De modo que o meu espírito
Ganhe um brilho definido
Tempo, tempo, tempo, tempo
E eu espalhe benefícios
Tempo, tempo, tempo, tempo (Oração ao tempo – Caetano Veloso)
Esta semana faço sessenta anos. A psicanálise nos lembra que há um único significante ao qual não temos acesso em nossa existência: o da morte. Graças a isso, vivemos, a maior parte do tempo, sem nos apercebermos desta “senhora”’, que a tudo destrói e que está na espreita lá na esquina do tempo. A danada nunca falha! A estrutura desejante da qual somos constituídos nos impele, a cada dia, a viver alienados desta realidade.
Os sábios conseguem viver, com serenidade, cada momento da vida como se este fosse o último e aí não há desperdício, apenas intensidade em seus propósitos e destinos. Fui constituído e nomeado primeiro: como decorrência, obviamente, como todos, da relação entre meu pai e a minha mãe; segundo, antes de nascer, com a morte súbita do meu avô, escolhido para levar o seu nome. Carregamos, desde o início da nossa existência, os selos da vida e da morte.
Cabe-nos, na medida do possível, viver.
O tempo é nosso principal aliado nesta tarefa, porém pacientemente sabe que caminhamos para um fim. Os aniversários são momentos de celebração da vida mas também podem ser importantes balizas que nos apontam o caminho da morte. Digo isso sem nenhuma morbidade, apenas uma constatação — filosófica? Ao contrário de uma visão religiosa, que se utiliza do pecado e da morte para conquistar e manter seu eleitorado sob controle, para mim a morte é uma evidente e imperativa necessidade de valorizar a vida, posto que esta é um bem escasso e finito.
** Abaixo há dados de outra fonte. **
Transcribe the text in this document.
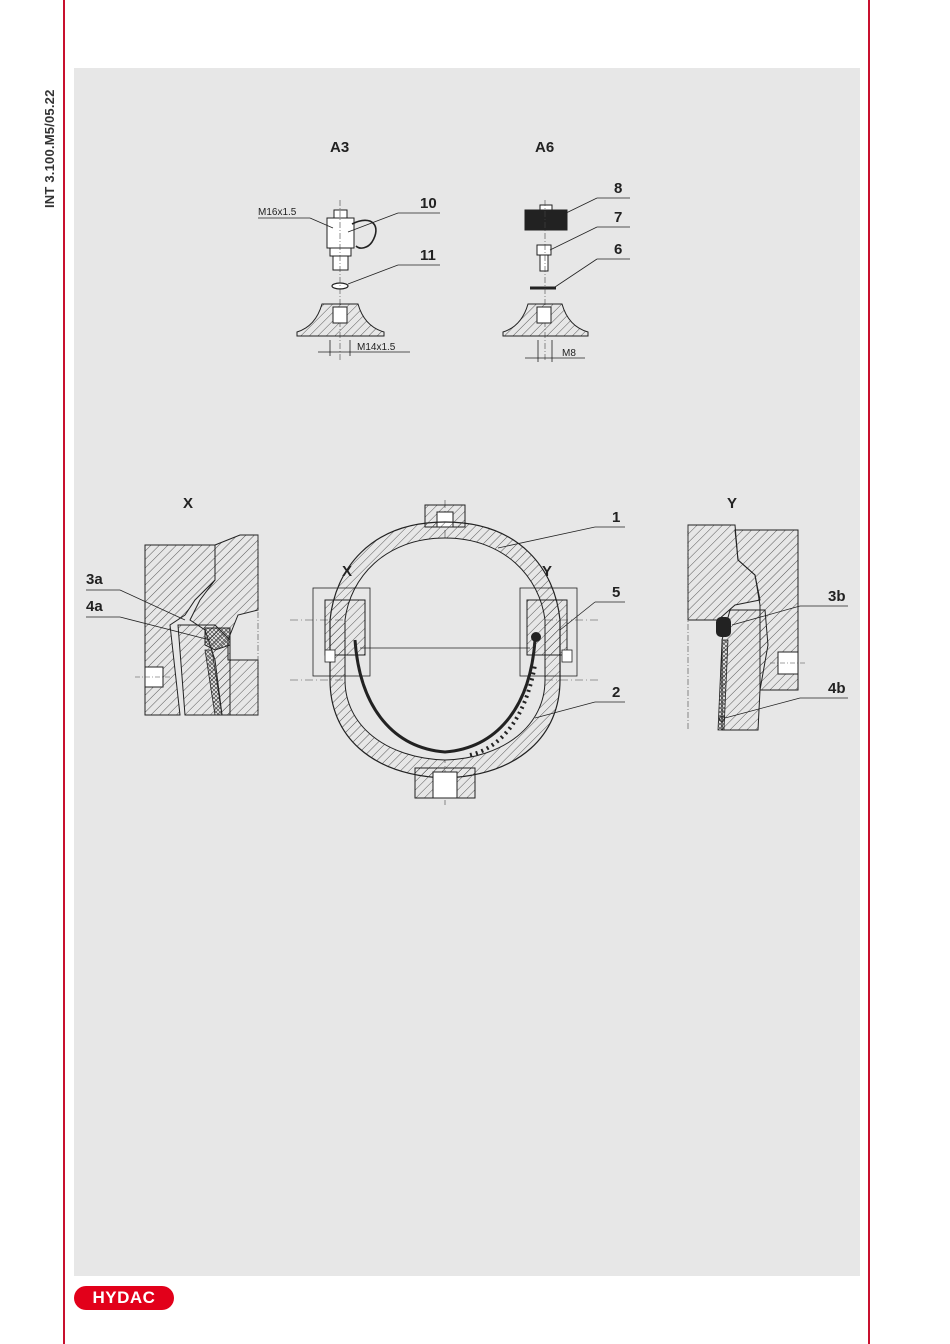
INT 3.100.M5/05.22	A3
M14x1.5
M16x1.5
10
11
A6
M8
8
7
6
X
3a
4a
X	Y
1
5
2
Y
3b
4b
HYDAC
Viver é, em alguns momentos, sofrer; mas também é sinônimo de prazer.
Freud, refletindo sobre as principais fontes do sofrimento humano, condensa-as em três: a primeira, causada pela natureza, que são as grandes hecatombes, como um tsunami, furacão, terremoto, etc.; a segunda, é a natural decadência biológica que o tempo, inexoravelmente, causa em nosso corpo; e a terceira, a única que podemos ter algum controle sobre ela, é o convívio com o outro ser humano. Das três, Freud classifica a terceira como a que tem mais poder em nos infringir sofrimento. Porém, é também através deste convívio que sorvemos o ápice do prazer, o sexual.
Há, em minha história, uma forte simbologia sobre essa idade. Meu avô morreu aos sessenta e três de enfarte, um ano antes do meu nascimento; quando eu tinha quatorze, meu pai morre aos quarenta e cinco, também de enfarte. Do primeiro, herdei seu relógio de algibeira com corrente de ouro, a honra e o peso de carregar o seu nome; do segundo, herdei a vida e os principais trilhamentos que forjaram-me como sujeito humano, embora isto eu só tenha percebido muito tempo depois; quando no lugar da dor da perda, restou apenas uma tosca cicatriz — como é próprio da vida. De ambos, o saudável respeito pela morte e, pela via do avesso, uma intensa relação com a vida.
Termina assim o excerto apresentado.